O plano de 20 pontos de
Trump compromete os militares israelenses a "entregar
progressivamente" o território palestino a uma força de segurança
internacional (FSI) até que se "retirem completamente de Gaza",
exceto por um pequeno perímetro de segurança junto à fronteira.
O
governo israelense se recusou a comentar se a declaração de Zamir refletia a
política oficial. Um funcionário afirmou que as forças israelenses estão
“posicionadas em Gaza de acordo com as diretrizes do cessar-fogo” e acusou o
Hamas de violá-lo.
O
acordo de cessar-fogo condiciona a saída das forças israelenses à
desmilitarização do Hamas, sem, contudo, estabelecer um mecanismo ou um prazo
para que isso aconteça.
Uma
resolução da ONU aprovada no mês passado autorizou a criação das Forças de
Segurança Interna (FSI), mas nenhum país ainda comprometeu tropas para
estabelecê-las. Alguns manifestaram interesse em integrar uma força de paz, mas
nenhum quer arriscar que seus soldados recebam ordens para combater o Hamas,
apesar da pressão do governo Trump.
O
exército israelense construiu novos postos avançados de concreto ao longo da
"linha amarela" para fortificar suas posições e a declarou uma
fronteira letal, embora nem sempre esteja claramente demarcada e haja um
cessar-fogo em vigor. Soldados têm matado repetidamente palestinos que acusam
de cruzá-la, incluindo crianças pequenas .
Pilares
de concreto colocados para marcar alguns trechos da linha também foram usados para expandir a ocupação
militar israelense de Gaza. Imagens de satélite mostram que
alguns marcos foram colocados centenas de metros além da fronteira acordada nos mapas de cessar-fogo.
Os
militares dos EUA também vêm planejando a partição de
longo prazo de Gaza ao longo da "linha amarela", com um oficial
americano descrevendo a reunificação como "uma aspiração".
Documentos
consultados pelo Guardian preveem a divisão do território em uma “zona verde”,
sob controle militar israelense e internacional, onde a reconstrução começaria,
e uma “zona vermelha”, que seria deixada indefinidamente em ruínas.
¨
Fontes afirmam que a vigilância israelense tem como alvo
os EUA e aliados em uma base conjunta
que planeja ajuda e segurança em Gaza
Segundo
fontes a par das disputas sobre gravações públicas e secretas de reuniões e
discussões, agentes israelenses estão realizando ampla vigilância das forças
americanas e seus aliados estacionados em uma nova base dos EUA no sul do país.
A
dimensão da coleta de informações no Centro de Coordenação Civil-Militar (CMCC)

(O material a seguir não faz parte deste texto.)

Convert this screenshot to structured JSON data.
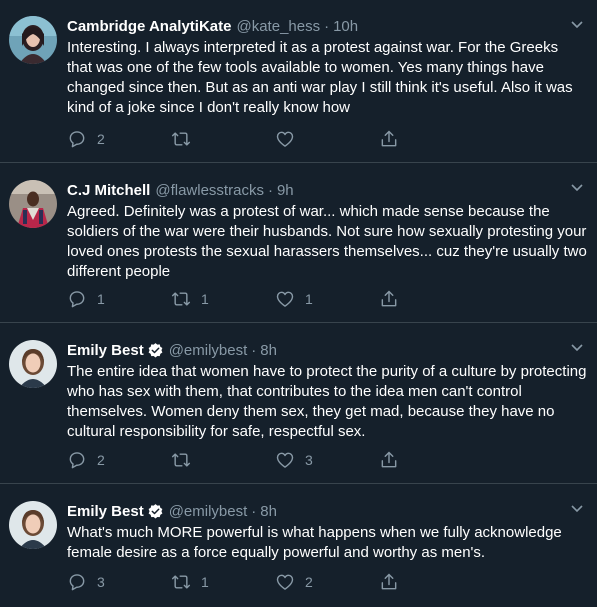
{
  "tweets": [
    {
      "name": "Cambridge AnalytiKate",
      "handle": "@kate_hess",
      "time": "10h",
      "verified": false,
      "text": "Interesting. I always interpreted it as a protest against war. For the Greeks that was one of the few tools available to women. Yes many things have changed since then. But as an anti war play I still think it's useful. Also it was kind of a joke since I don't really know how",
      "replies": "2",
      "retweets": "",
      "likes": ""
    },
    {
      "name": "C.J Mitchell",
      "handle": "@flawlesstracks",
      "time": "9h",
      "verified": false,
      "text": "Agreed. Definitely was a protest of war... which made sense because the soldiers of the war were their husbands. Not sure how sexually protesting your loved ones protests the sexual harassers themselves... cuz they're usually two different people",
      "replies": "1",
      "retweets": "1",
      "likes": "1"
    },
    {
      "name": "Emily Best",
      "handle": "@emilybest",
      "time": "8h",
      "verified": true,
      "text": "The entire idea that women have to protect the purity of a culture by protecting who has sex with them, that contributes to the idea men can't control themselves. Women deny them sex, they get mad, because they have no cultural responsibility for safe, respectful sex.",
      "replies": "2",
      "retweets": "",
      "likes": "3"
    },
    {
      "name": "Emily Best",
      "handle": "@emilybest",
      "time": "8h",
      "verified": true,
      "text": "What's much MORE powerful is what happens when we fully acknowledge female desire as a force equally powerful and worthy as men's.",
      "replies": "3",
      "retweets": "1",
      "likes": "2"
    }
  ],
  "separator": "·",
  "colors": {
    "background": "#15202b",
    "divider": "#38444d",
    "muted": "#8899a6",
    "verified": "#ffffff"
  }
}
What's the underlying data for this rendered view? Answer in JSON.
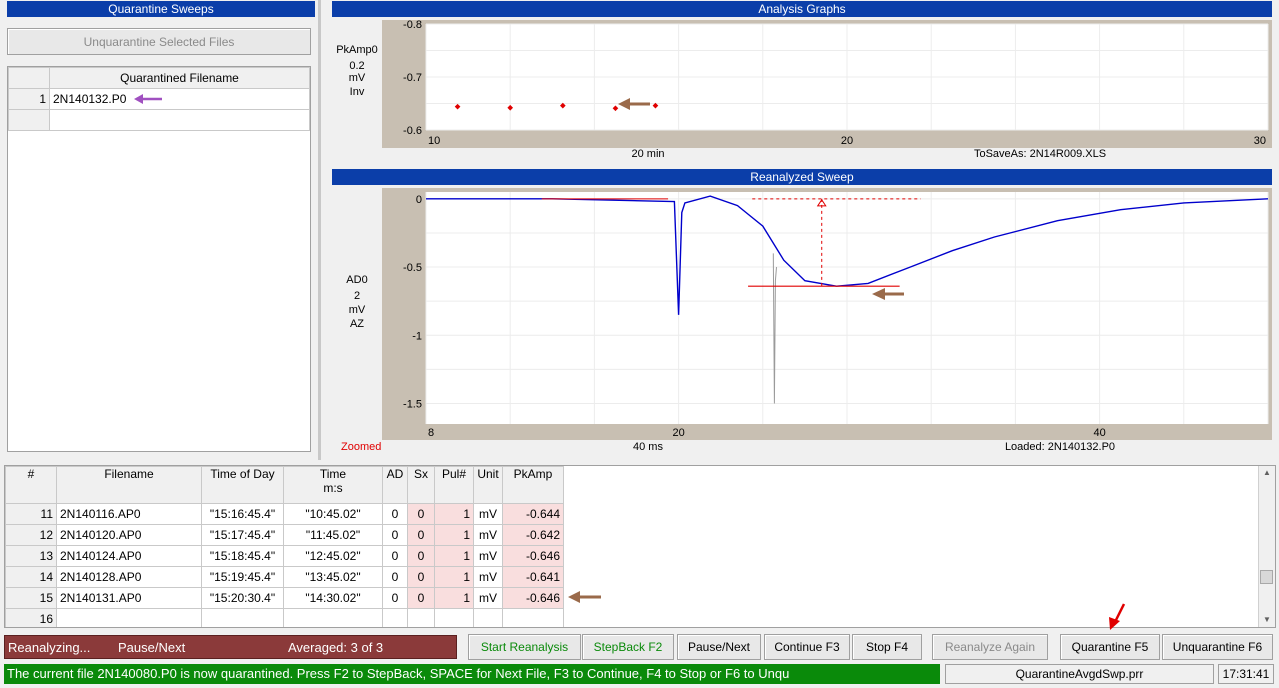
{
  "quarantine": {
    "title": "Quarantine Sweeps",
    "unquarantine_button": "Unquarantine Selected Files",
    "table_header": "Quarantined Filename",
    "rows": [
      {
        "num": "1",
        "filename": "2N140132.P0"
      },
      {
        "num": "",
        "filename": ""
      }
    ]
  },
  "analysis": {
    "title": "Analysis Graphs",
    "side_labels": {
      "channel": "PkAmp0",
      "scale": "0.2",
      "unit": "mV",
      "mode": "Inv"
    },
    "footer_center": "20 min",
    "footer_right": "ToSaveAs: 2N14R009.XLS",
    "chart_data": {
      "type": "scatter",
      "title": "",
      "xlabel": "",
      "ylabel": "",
      "xlim": [
        10,
        30
      ],
      "ylim": [
        -0.6,
        -0.8
      ],
      "y_inverted": true,
      "x_ticks": [
        "10",
        "20",
        "30"
      ],
      "y_ticks": [
        "-0.8",
        "-0.7",
        "-0.6"
      ],
      "series": [
        {
          "x": [
            10.75,
            12.0,
            13.25,
            14.5,
            15.45
          ],
          "values": [
            -0.644,
            -0.642,
            -0.646,
            -0.641,
            -0.646
          ],
          "color": "#e00000"
        }
      ],
      "grid": true
    }
  },
  "sweep": {
    "title": "Reanalyzed Sweep",
    "side_labels": {
      "channel": "AD0",
      "scale": "2",
      "unit": "mV",
      "mode": "AZ"
    },
    "zoom_label": "Zoomed",
    "footer_center": "40 ms",
    "footer_right": "Loaded: 2N140132.P0",
    "chart_data": {
      "type": "line",
      "title": "",
      "xlabel": "",
      "ylabel": "",
      "xlim": [
        8,
        48
      ],
      "ylim": [
        -1.65,
        0.05
      ],
      "x_ticks": [
        "8",
        "20",
        "40"
      ],
      "y_ticks": [
        "0",
        "-0.5",
        "-1",
        "-1.5"
      ],
      "grid": true,
      "series": [
        {
          "name": "",
          "color": "#0000cc",
          "x": [
            8,
            14,
            19.8,
            20.0,
            20.15,
            20.3,
            21.5,
            22.8,
            23.2,
            24.0,
            25.0,
            26.0,
            27.5,
            29,
            31,
            33,
            35,
            38,
            41,
            44,
            48
          ],
          "values": [
            0,
            0,
            -0.02,
            -0.85,
            -0.1,
            -0.03,
            0.02,
            -0.05,
            -0.1,
            -0.2,
            -0.45,
            -0.6,
            -0.64,
            -0.62,
            -0.5,
            -0.38,
            -0.28,
            -0.16,
            -0.08,
            -0.03,
            0
          ]
        },
        {
          "name": "",
          "color": "#9a9a9a",
          "x": [
            24.5,
            24.55,
            24.6,
            24.65
          ],
          "values": [
            -0.4,
            -1.5,
            -0.6,
            -0.5
          ]
        }
      ],
      "peak": {
        "x": 26.8,
        "value": -0.64,
        "baseline": 0
      }
    }
  },
  "table": {
    "headers": [
      {
        "label": "#"
      },
      {
        "label": "Filename"
      },
      {
        "label": "Time of Day"
      },
      {
        "label": "Time\nm:s"
      },
      {
        "label": "AD"
      },
      {
        "label": "Sx"
      },
      {
        "label": "Pul#"
      },
      {
        "label": "Unit"
      },
      {
        "label": "PkAmp"
      }
    ],
    "rows": [
      {
        "n": "11",
        "file": "2N140116.AP0",
        "tod": "\"15:16:45.4\"",
        "t": "\"10:45.02\"",
        "ad": "0",
        "sx": "0",
        "pul": "1",
        "unit": "mV",
        "pk": "-0.644"
      },
      {
        "n": "12",
        "file": "2N140120.AP0",
        "tod": "\"15:17:45.4\"",
        "t": "\"11:45.02\"",
        "ad": "0",
        "sx": "0",
        "pul": "1",
        "unit": "mV",
        "pk": "-0.642"
      },
      {
        "n": "13",
        "file": "2N140124.AP0",
        "tod": "\"15:18:45.4\"",
        "t": "\"12:45.02\"",
        "ad": "0",
        "sx": "0",
        "pul": "1",
        "unit": "mV",
        "pk": "-0.646"
      },
      {
        "n": "14",
        "file": "2N140128.AP0",
        "tod": "\"15:19:45.4\"",
        "t": "\"13:45.02\"",
        "ad": "0",
        "sx": "0",
        "pul": "1",
        "unit": "mV",
        "pk": "-0.641"
      },
      {
        "n": "15",
        "file": "2N140131.AP0",
        "tod": "\"15:20:30.4\"",
        "t": "\"14:30.02\"",
        "ad": "0",
        "sx": "0",
        "pul": "1",
        "unit": "mV",
        "pk": "-0.646"
      },
      {
        "n": "16",
        "file": "",
        "tod": "",
        "t": "",
        "ad": "",
        "sx": "",
        "pul": "",
        "unit": "",
        "pk": ""
      }
    ]
  },
  "status": {
    "reanalyzing": "Reanalyzing...",
    "pause_next": "Pause/Next",
    "averaged": "Averaged: 3 of 3",
    "message": "The current file 2N140080.P0 is now quarantined.  Press F2 to StepBack,  SPACE for Next File,  F3 to Continue,  F4 to Stop  or  F6 to Unqu",
    "protocol": "QuarantineAvgdSwp.prr",
    "clock": "17:31:41"
  },
  "buttons": {
    "start": "Start Reanalysis",
    "stepback": "StepBack  F2",
    "pause": "Pause/Next",
    "continue": "Continue  F3",
    "stop": "Stop  F4",
    "again": "Reanalyze Again",
    "quarantine": "Quarantine  F5",
    "unquarantine": "Unquarantine  F6"
  },
  "colors": {
    "title_bar": "#0b3ea9",
    "plot_frame": "#c8bfb2",
    "status_green": "#0a8a0a",
    "status_red": "#8b3a3a",
    "marker_red": "#e00000",
    "trace_blue": "#0000cc",
    "arrow_brown": "#9a6a4a",
    "arrow_purple": "#a050c0"
  }
}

levou o comandante americano da base, Tenente-General Patrick Frank, a convocar
um homólogo israelense para uma reunião a fim de lhe dizer que "as
gravações têm que parar aqui".
Funcionários
e visitantes de outros países também expressaram preocupação com as gravações
feitas por Israel dentro do CMCC. Alguns foram aconselhados a evitar
compartilhar informações sensíveis devido ao risco de que elas possam ser
coletadas e exploradas.
Os
militares dos EUA se recusaram a comentar quando questionados sobre as
atividades de vigilância israelenses. Os militares israelenses se recusaram a
comentar sobre a exigência de Frank de interromper a gravação e observaram que
as conversas dentro do CMCC não são classificadas.
“As
Forças de Defesa de Israel documentam e resumem as reuniões em que estão
presentes por meio de protocolos, como qualquer organização profissional dessa
natureza faz de maneira transparente e acordada”, afirmou o exército israelense
em um comunicado.
“A
alegação de que as Forças de Defesa de Israel (IDF) estão coletando informações
sobre seus parceiros em reuniões das quais participam ativamente é absurda.”
O CMCC
foi criado em outubro para monitorar o cessar-fogo, coordenar a ajuda
humanitária e elaborar planos para o futuro de Gaza, de acordo com o plano de
20 pontos de Donald Trump para pôr fim à guerra. Cópias gigantes desse
documento estão expostas em todo o edifício.
Os
soldados ali estacionados tinham a missão de apoiar o aumento do fornecimento
de itens essenciais para Gaza, o que fazia parte do acordo.
Israel
tem restringido ou impedido regularmente o envio de alimentos, medicamentos e
outros bens humanitários para Gaza. Um cerco total neste verão mergulhou partes
do território na fome.
Quando
o CMCC iniciou suas operações, a mídia americana e israelense noticiou que Israel
estava cedendo autoridade sobre o que entrava em seu território para os
militares dos EUA.
Dois
meses após o cessar-fogo, Washington tem considerável poder de influência, mas
Israel mantém o controle do perímetro de Gaza e do que entra no território, de
acordo com um funcionário americano.
“Não
assumimos o controle [da ajuda]”, disse ele, falando sob condição de anonimato.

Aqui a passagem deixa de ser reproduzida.